The only way to really increase your scanning throughput is to rip the book apart and then feed the stacked pages through a copy-scanner as if it was separate sheets. If you are only interested in black and white or grey-scale text then that would produce a fairly small PDF, but this rapidly turns into an unwieldy size with colour, so maybe do each chapter as a separate document.
It does not avoid the issue of pages looking like crap on the screen (just like someone photocopied a book they’d previously ripped apart). If its an occasional reference then that may not be an issue.
Having done this myself, I should just add that you should not literally ‘rip the book apart’ as the previous idiot suggested.

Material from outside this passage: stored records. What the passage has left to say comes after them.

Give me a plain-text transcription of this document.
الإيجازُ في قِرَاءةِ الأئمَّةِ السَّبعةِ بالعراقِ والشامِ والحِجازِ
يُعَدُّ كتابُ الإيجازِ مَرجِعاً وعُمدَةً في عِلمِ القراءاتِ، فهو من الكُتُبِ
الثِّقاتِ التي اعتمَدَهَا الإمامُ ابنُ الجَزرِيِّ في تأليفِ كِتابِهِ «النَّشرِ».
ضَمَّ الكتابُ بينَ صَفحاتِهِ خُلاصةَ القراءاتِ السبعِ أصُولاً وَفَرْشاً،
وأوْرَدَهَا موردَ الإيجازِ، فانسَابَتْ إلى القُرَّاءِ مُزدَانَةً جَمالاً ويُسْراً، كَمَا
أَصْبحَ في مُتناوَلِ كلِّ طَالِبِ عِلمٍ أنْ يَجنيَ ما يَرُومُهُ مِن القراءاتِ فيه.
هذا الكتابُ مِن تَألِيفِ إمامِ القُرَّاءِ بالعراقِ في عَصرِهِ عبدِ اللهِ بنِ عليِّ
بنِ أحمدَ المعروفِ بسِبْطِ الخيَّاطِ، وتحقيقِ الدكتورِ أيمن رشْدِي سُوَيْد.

Cut with scissors or a scalpel for a neat edge otherwise you’ll have to unclear a printer jam every four sheets.
Its likely that your public library has a copier-scanner that will do the trick, but would be worth telling the librarian what you are doing and its not one of their books.
I don’t have an issue cutting these books apart, but they are printed on very thin, almost phonebook-weight paper.
I wonder if a sheet-fed scanner can handle thin paper like that.
For lightweight paper a clean leading edge is vital. A high volume page scanner should be able to feed it. (If you do this yourself, do small [100 page] batches and fan the leading edge of the paper.)
If you have more than one book and you decide to cut them apart you might take them to a local small printing company and ask them to use their paper cutter to trim off the spine. They might go for it, and if you ask nice, maybe for free.
Edit: no printer will cut them if they are hardbound. I was thinking paperback or tradeback books.
I used to work in a place with a complex printing “office services” department. When I started there in about 1980 they had an offset(?) press for printing forms forms forms. One feature then never got rid of was a giant paper cutter. It featured a blade about 15 inches wide that could slice through up to 3 or 4 inches of (clamped) stacked paper.
As I understand it, this is what services like Google books did. They would slice the binding off a book as close to the edge as was feasible. Then they would feed the pages through a scanner - something any multifunction copier can do nowadays. The risk, of course, is that a page jams and tears, or as the OP alludes, it’s possible the paper cannot be handled by the sheet feeder. There’s only one way to find out - too bad you recycled the old books you found copies of. Otherwise, I would suggest that you test if you have a duplicate - slice the back binding off, and use the scan-to-PDF option on a convenient office scanner. Depending on how the sizing works, you may need to scan a chapter at a time. (I found online a copy of Asimov’s guide to the Bible as images not text, PDF, about 22MB for 1300 pages) there are also OCR programs, but if it’s math and formulas it’s less easily converted to text.
(Google books also had options to scan rare books by photographing each page spread then running custom software to correct images for the distortion near the spine of the book, smart OCR algorithms to learn from corrections. But - typesetting math formulas is an art in itself.)